When considering superannuation policy, one of the fundamentals we look for, as does the superannuation industry, is certainty. If an individual commits to a superannuation related investment strategy today, do we know the outcome from a taxation and superannuation law point of view?
In the lead up to the 2016 Federal Budget, one of the few things ruled out was changes to superannuation. We were expecting some changes to the taxation of superannuation on the night, however the changes have gone further than anticipated that will have a negative impact on superannuation and the industry.
The superannuation package did contain some positive reform. The simplification of the contribution rules allowing contributions to be made up to age 74 and removing the tests for personal contribution to be claimed as a deduction simplifies the system and reduces the red tape when contributing to superannuation.

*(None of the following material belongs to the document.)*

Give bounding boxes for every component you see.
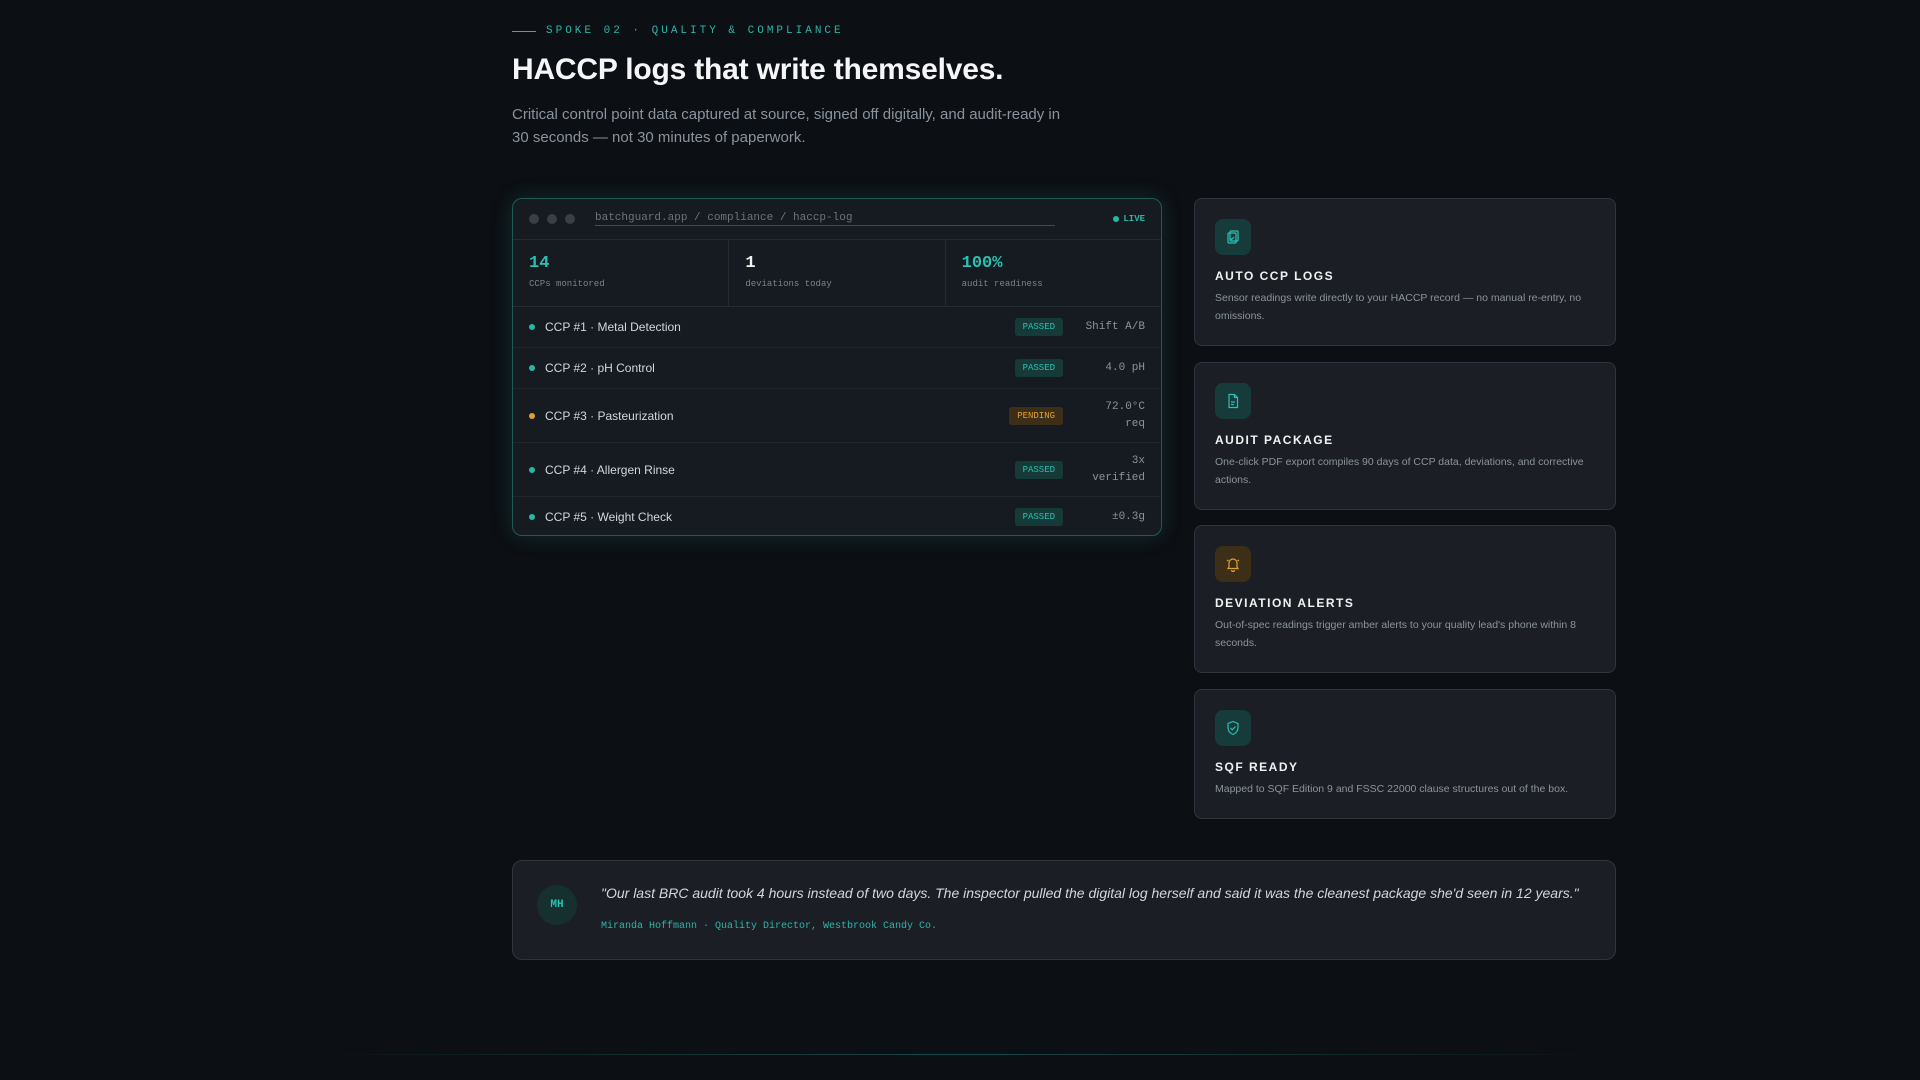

Allowing individuals with less than $500,000 of superannuation to carry forward previously unused concessional contribution limits will help those taking time out of the work force to make tax effective contributions to build up their superannuation balance.
On the negative front, the introduction of the life time cap on non-concessional contributions is confusing and in many cases has impacted on plans already in place. This announcement is effective from budget night and all contributions since 1 July 2007 are impacted. As a result, individuals who contributed to superannuation knowing the contribution limits in place at the time may now be impacted by this change.
The limitation of pension accounts to $1.6m has reduced confidence in the system.
The ultimate confusion is that an election has been called and the announcements are not law. However all members and their advisers have to rely on is an announcement in the budget papers when planning superannuation contributions and withdrawals.